By Connor Lynch
ALEXANDRIA — Eastern Ontario is finally feeling the brakes kick in on farmland prices.
Real estate agents said farmland prices haven’t changed much in the last year or so. Alexandria-based independent farmland real estate agent Richard Vaillancourt said that good-quality, tiled-drained land has consistently been between $12,000 and $15,000 in his area. Closer to Lancaster, and especially along the St. Lawrence River, the land hits $15,000 an acre. Buyers are almost invariably local farmers, usually cash crop or dairy farmers, he said.
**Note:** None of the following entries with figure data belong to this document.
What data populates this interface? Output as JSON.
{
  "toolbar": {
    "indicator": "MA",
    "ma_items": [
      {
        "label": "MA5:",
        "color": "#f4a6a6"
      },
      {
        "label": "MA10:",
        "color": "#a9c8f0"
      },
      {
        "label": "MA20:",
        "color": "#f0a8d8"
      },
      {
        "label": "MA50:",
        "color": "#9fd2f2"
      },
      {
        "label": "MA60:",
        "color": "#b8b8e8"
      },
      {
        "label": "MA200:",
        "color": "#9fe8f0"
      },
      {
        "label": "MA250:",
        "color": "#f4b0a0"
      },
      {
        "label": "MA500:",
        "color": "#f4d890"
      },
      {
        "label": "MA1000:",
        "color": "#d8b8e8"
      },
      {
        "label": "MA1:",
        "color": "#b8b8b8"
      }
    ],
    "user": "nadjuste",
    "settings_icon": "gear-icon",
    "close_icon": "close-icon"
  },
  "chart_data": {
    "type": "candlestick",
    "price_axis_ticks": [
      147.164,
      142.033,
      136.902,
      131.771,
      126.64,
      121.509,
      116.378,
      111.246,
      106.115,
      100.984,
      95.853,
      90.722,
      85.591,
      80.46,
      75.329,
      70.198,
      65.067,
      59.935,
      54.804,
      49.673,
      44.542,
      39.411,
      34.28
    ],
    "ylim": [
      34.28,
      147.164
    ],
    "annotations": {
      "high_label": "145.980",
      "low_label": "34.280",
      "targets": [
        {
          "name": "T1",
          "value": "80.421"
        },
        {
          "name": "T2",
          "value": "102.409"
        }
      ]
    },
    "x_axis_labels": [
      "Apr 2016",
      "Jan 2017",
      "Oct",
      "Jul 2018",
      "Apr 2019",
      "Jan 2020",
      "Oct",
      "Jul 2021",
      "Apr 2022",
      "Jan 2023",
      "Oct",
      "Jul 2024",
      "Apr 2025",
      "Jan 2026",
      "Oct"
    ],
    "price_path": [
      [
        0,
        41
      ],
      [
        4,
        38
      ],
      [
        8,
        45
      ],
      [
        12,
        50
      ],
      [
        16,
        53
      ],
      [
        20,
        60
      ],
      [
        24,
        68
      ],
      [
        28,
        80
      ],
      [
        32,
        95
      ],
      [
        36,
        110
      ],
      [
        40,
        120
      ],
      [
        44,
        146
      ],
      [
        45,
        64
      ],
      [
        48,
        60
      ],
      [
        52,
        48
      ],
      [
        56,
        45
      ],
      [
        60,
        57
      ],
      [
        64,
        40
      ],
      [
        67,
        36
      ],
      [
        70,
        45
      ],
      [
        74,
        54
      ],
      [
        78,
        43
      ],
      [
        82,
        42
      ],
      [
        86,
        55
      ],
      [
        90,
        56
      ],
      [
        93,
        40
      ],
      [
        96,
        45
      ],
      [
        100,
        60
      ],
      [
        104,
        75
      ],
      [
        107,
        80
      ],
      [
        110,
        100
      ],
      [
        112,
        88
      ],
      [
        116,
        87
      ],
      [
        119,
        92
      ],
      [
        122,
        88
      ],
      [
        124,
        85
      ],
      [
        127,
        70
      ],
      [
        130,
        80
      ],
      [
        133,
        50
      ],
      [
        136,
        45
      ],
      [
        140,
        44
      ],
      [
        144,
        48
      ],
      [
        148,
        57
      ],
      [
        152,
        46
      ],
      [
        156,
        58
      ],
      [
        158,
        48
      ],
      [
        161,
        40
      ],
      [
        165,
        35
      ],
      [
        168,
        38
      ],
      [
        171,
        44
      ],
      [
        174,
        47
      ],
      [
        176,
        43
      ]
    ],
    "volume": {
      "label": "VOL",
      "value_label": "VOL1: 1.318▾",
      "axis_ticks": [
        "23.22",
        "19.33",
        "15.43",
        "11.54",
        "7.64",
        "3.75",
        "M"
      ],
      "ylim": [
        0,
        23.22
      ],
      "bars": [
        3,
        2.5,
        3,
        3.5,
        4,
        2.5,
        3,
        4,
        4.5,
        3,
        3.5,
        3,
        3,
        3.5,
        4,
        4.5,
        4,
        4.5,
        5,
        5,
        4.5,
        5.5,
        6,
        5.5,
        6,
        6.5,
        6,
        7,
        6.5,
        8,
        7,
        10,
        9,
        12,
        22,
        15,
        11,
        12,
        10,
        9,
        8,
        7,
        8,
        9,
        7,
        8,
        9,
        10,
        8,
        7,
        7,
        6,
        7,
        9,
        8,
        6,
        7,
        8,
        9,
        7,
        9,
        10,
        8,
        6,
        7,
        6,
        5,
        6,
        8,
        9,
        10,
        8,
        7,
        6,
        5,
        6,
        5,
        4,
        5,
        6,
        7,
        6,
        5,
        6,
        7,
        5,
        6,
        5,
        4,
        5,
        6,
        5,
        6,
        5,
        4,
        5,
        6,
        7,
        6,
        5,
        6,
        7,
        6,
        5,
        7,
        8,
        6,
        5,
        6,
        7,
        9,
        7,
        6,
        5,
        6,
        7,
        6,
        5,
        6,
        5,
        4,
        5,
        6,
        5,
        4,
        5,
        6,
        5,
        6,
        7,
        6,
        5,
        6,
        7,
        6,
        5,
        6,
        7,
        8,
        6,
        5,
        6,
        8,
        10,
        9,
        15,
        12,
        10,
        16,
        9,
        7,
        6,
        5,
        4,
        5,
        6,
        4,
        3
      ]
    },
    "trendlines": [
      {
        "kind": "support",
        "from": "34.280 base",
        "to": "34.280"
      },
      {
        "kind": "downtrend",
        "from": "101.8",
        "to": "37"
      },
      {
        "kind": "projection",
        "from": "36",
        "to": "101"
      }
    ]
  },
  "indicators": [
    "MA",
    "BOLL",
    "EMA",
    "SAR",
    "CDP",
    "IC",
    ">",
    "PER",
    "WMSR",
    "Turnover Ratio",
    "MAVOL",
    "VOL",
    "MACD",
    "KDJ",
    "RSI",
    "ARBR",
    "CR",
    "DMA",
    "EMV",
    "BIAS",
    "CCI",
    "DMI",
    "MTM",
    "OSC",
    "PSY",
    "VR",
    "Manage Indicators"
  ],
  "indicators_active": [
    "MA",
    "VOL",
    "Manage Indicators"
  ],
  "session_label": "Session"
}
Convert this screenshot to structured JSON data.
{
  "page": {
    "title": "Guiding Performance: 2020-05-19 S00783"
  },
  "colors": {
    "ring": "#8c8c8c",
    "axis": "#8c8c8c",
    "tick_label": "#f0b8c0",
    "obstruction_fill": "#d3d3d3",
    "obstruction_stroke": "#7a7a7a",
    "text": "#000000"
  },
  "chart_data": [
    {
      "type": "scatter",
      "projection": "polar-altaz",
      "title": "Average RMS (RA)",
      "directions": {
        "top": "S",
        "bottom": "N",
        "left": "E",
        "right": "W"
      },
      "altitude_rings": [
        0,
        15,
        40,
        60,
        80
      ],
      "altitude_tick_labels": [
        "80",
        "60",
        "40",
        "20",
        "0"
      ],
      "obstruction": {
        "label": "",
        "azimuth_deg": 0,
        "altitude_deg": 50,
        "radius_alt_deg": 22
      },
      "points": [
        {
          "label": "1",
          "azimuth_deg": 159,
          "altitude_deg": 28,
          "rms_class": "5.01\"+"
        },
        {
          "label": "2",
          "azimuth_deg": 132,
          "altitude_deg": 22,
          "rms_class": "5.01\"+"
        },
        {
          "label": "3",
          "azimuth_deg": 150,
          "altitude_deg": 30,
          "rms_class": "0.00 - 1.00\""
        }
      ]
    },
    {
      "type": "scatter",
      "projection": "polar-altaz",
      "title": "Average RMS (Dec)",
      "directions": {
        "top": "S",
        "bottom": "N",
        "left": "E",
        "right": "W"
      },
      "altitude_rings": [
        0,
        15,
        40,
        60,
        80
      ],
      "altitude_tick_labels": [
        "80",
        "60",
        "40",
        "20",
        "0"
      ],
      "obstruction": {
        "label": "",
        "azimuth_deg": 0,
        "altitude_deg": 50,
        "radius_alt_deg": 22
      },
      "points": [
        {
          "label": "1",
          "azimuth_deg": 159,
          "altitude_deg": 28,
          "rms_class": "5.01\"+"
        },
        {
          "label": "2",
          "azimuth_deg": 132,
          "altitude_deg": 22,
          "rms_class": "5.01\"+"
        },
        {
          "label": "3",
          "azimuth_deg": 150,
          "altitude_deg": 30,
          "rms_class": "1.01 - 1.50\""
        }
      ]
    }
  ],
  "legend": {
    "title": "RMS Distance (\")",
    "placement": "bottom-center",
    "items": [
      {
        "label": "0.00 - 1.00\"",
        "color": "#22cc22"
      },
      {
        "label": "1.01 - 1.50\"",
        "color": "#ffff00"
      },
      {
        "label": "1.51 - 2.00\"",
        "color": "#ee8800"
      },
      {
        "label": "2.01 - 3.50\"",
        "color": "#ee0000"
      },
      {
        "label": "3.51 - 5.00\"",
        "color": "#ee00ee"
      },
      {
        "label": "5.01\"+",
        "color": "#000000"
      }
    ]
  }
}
Renfrew-based ReMax agent Ross Peever said Renfrew tends to have cheaper land prices and the area is holding steady around $5,000 an acre. Systemic-tiled land between Cobden and Renfrew last year was “$5,000 an acre minus a little bit. Now it’s $5,000 plus,” Peever said. On the west side of Renfrew, it goes as high as $6,500 per acre, Peever said. Mennonites from southern Ontario have been moving into the area in recent years, but they buy marginal land and work it up, Peever said. Local cash crop and dairy farmers buy the good land.
Iroquois-based Marcel Smellink, who runs Smellink Realty, said local land is around $10,000 per acre. Around Brinston, north of Iroquois, it creeps up to $12,000 per acre. Lancaster, he said, can sometimes get as high as $18,000 when agri-food companies get involved. He was aware of two companies — one farm-rental company and an agri-food company growing wheat for its own particular type of flour — that are buying top-quality land for top dollar, much to the annoyance of local farmers trying to buy land.
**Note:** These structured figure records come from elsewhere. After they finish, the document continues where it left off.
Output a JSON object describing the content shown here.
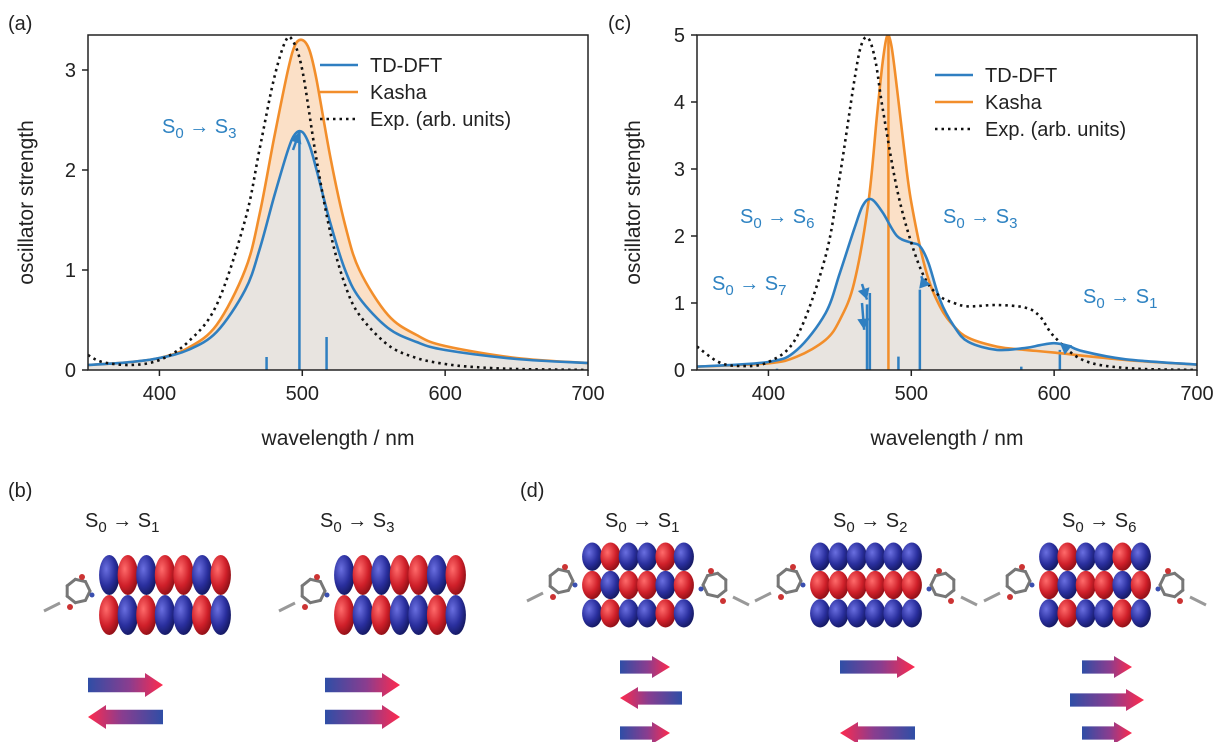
{
  "colors": {
    "tddft": "#2f7fc1",
    "kasha": "#f28e2b",
    "exp": "#111111",
    "fill_tddft": "#e8e4e0",
    "fill_kasha": "#fbe0c7",
    "orbital_red": "#d0202a",
    "orbital_blue": "#2a2f9e",
    "arrow_start": "#2f4ea6",
    "arrow_end": "#ff2a4d"
  },
  "panels": {
    "a": "(a)",
    "b": "(b)",
    "c": "(c)",
    "d": "(d)"
  },
  "chart_data": [
    {
      "panel": "(a)",
      "type": "line",
      "xlabel": "wavelength / nm",
      "ylabel": "oscillator strength",
      "xlim": [
        350,
        700
      ],
      "ylim": [
        0,
        3.35
      ],
      "xticks": [
        400,
        500,
        600,
        700
      ],
      "yticks": [
        0,
        1,
        2,
        3
      ],
      "legend_position": "top-right",
      "legend": [
        "TD-DFT",
        "Kasha",
        "Exp. (arb. units)"
      ],
      "series": [
        {
          "name": "TD-DFT",
          "x": [
            350,
            380,
            400,
            420,
            440,
            460,
            470,
            480,
            490,
            495,
            500,
            505,
            510,
            520,
            530,
            540,
            560,
            580,
            600,
            650,
            700
          ],
          "y": [
            0.05,
            0.08,
            0.12,
            0.2,
            0.38,
            0.8,
            1.2,
            1.72,
            2.2,
            2.36,
            2.38,
            2.25,
            2.0,
            1.45,
            1.0,
            0.72,
            0.42,
            0.28,
            0.2,
            0.11,
            0.07
          ]
        },
        {
          "name": "Kasha",
          "x": [
            350,
            380,
            400,
            420,
            440,
            460,
            470,
            480,
            490,
            495,
            500,
            505,
            510,
            520,
            530,
            540,
            560,
            580,
            600,
            650,
            700
          ],
          "y": [
            0.05,
            0.08,
            0.12,
            0.22,
            0.45,
            1.0,
            1.55,
            2.3,
            3.0,
            3.25,
            3.3,
            3.2,
            2.9,
            2.1,
            1.45,
            1.0,
            0.55,
            0.35,
            0.24,
            0.12,
            0.07
          ]
        },
        {
          "name": "Exp. (arb. units)",
          "x": [
            350,
            360,
            380,
            400,
            420,
            440,
            460,
            470,
            480,
            488,
            493,
            500,
            510,
            520,
            530,
            540,
            560,
            580,
            600,
            620,
            650,
            700
          ],
          "y": [
            0.15,
            0.08,
            0.05,
            0.1,
            0.28,
            0.65,
            1.5,
            2.2,
            2.9,
            3.28,
            3.3,
            3.0,
            2.1,
            1.35,
            0.85,
            0.55,
            0.25,
            0.12,
            0.06,
            0.03,
            0.01,
            0.0
          ]
        }
      ],
      "sticks": [
        {
          "x": 475,
          "y": 0.13
        },
        {
          "x": 498,
          "y": 2.38
        },
        {
          "x": 517,
          "y": 0.33
        }
      ],
      "annotations": [
        {
          "label": "S<sub>0</sub> → S<sub>3</sub>",
          "x": 498,
          "y": 2.38
        }
      ]
    },
    {
      "panel": "(c)",
      "type": "line",
      "xlabel": "wavelength / nm",
      "ylabel": "oscillator strength",
      "xlim": [
        350,
        700
      ],
      "ylim": [
        0,
        5
      ],
      "xticks": [
        400,
        500,
        600,
        700
      ],
      "yticks": [
        0,
        1,
        2,
        3,
        4,
        5
      ],
      "legend_position": "top-right",
      "legend": [
        "TD-DFT",
        "Kasha",
        "Exp. (arb. units)"
      ],
      "series": [
        {
          "name": "TD-DFT",
          "x": [
            350,
            400,
            420,
            440,
            450,
            460,
            466,
            472,
            480,
            490,
            500,
            506,
            512,
            520,
            530,
            540,
            560,
            580,
            590,
            600,
            610,
            620,
            650,
            700
          ],
          "y": [
            0.05,
            0.12,
            0.3,
            0.85,
            1.45,
            2.1,
            2.45,
            2.55,
            2.35,
            2.0,
            1.9,
            1.85,
            1.6,
            1.05,
            0.65,
            0.42,
            0.3,
            0.33,
            0.37,
            0.4,
            0.36,
            0.28,
            0.16,
            0.08
          ]
        },
        {
          "name": "Kasha",
          "x": [
            350,
            400,
            420,
            440,
            450,
            460,
            470,
            476,
            480,
            483,
            486,
            490,
            495,
            500,
            510,
            520,
            530,
            540,
            560,
            580,
            600,
            650,
            700
          ],
          "y": [
            0.05,
            0.1,
            0.2,
            0.45,
            0.75,
            1.3,
            2.5,
            3.8,
            4.6,
            4.98,
            4.85,
            4.2,
            3.3,
            2.5,
            1.5,
            0.95,
            0.65,
            0.48,
            0.35,
            0.3,
            0.26,
            0.15,
            0.08
          ]
        },
        {
          "name": "Exp. (arb. units)",
          "x": [
            350,
            365,
            380,
            400,
            420,
            440,
            450,
            460,
            465,
            470,
            475,
            480,
            490,
            500,
            510,
            520,
            530,
            540,
            560,
            580,
            590,
            600,
            620,
            650,
            700
          ],
          "y": [
            0.35,
            0.12,
            0.06,
            0.12,
            0.5,
            1.7,
            2.9,
            4.3,
            4.85,
            4.95,
            4.6,
            3.9,
            2.7,
            1.9,
            1.35,
            1.1,
            1.0,
            0.95,
            0.97,
            0.93,
            0.8,
            0.5,
            0.15,
            0.03,
            0.0
          ]
        }
      ],
      "sticks": [
        {
          "x": 406,
          "y": 0.02
        },
        {
          "x": 469,
          "y": 0.98
        },
        {
          "x": 471,
          "y": 1.15
        },
        {
          "x": 484,
          "y": 4.98
        },
        {
          "x": 491,
          "y": 0.2
        },
        {
          "x": 506,
          "y": 1.2
        },
        {
          "x": 577,
          "y": 0.05
        },
        {
          "x": 604,
          "y": 0.3
        }
      ],
      "annotations": [
        {
          "label": "S<sub>0</sub> → S<sub>6</sub>",
          "x": 469,
          "y": 1.05
        },
        {
          "label": "S<sub>0</sub> → S<sub>7</sub>",
          "x": 467,
          "y": 0.6
        },
        {
          "label": "S<sub>0</sub> → S<sub>3</sub>",
          "x": 507,
          "y": 1.4
        },
        {
          "label": "S<sub>0</sub> → S<sub>1</sub>",
          "x": 604,
          "y": 0.4
        }
      ]
    }
  ],
  "panel_b": {
    "transitions": [
      "S<sub>0</sub> → S<sub>1</sub>",
      "S<sub>0</sub> → S<sub>3</sub>"
    ],
    "dipole_arrows": [
      [
        "right",
        "left"
      ],
      [
        "right",
        "right"
      ]
    ]
  },
  "panel_d": {
    "transitions": [
      "S<sub>0</sub> → S<sub>1</sub>",
      "S<sub>0</sub> → S<sub>2</sub>",
      "S<sub>0</sub> → S<sub>6</sub>"
    ],
    "dipole_arrows": [
      [
        "right",
        "left",
        "right"
      ],
      [
        "right",
        "left"
      ],
      [
        "right",
        "right",
        "right"
      ]
    ]
  }
}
Down into East-Central Ontario, Durham Region agent Brett Puckrin said apart from a few anomalies, workable land prices are holding steady between $10,000 per acre and $16,000 per acre, with land getting more expensive as one heads farther south.
A run-up on land prices back in the mid-to-late 2000s when commodity prices were stronger seems to have levelled out, Puckrin said.
The University of Guelph did some research on land prices across the province last year, with lead research Brady Deaton releasing the findings last month.
According to that research, here’s the median price for average-quality farmland per acre for some Eastern Ontario counties in 2017:
Durham: $10,200
Kawartha Lakes: $7,000
Peterborough: $4,800
Northumberland: $4,000
Prince Edward: $5,000
Hastings: $3,000
Lennox-Addington: No data
Renfrew: $4,000
Frontenac: No data
Lanark: No data
Leeds-Grenville: $3,000 (Leeds-Grenville was based on a survey of 27 farmers on average-quality farmland prices that ranged from $1,000 to $9,000. Deaton noted that median price tends to be lower than average price. In a list of 21 sales, if 11 are at $3,000 an acre and 10 are at $10,000 an acre, the median sale price would be in the middle at $3,000.)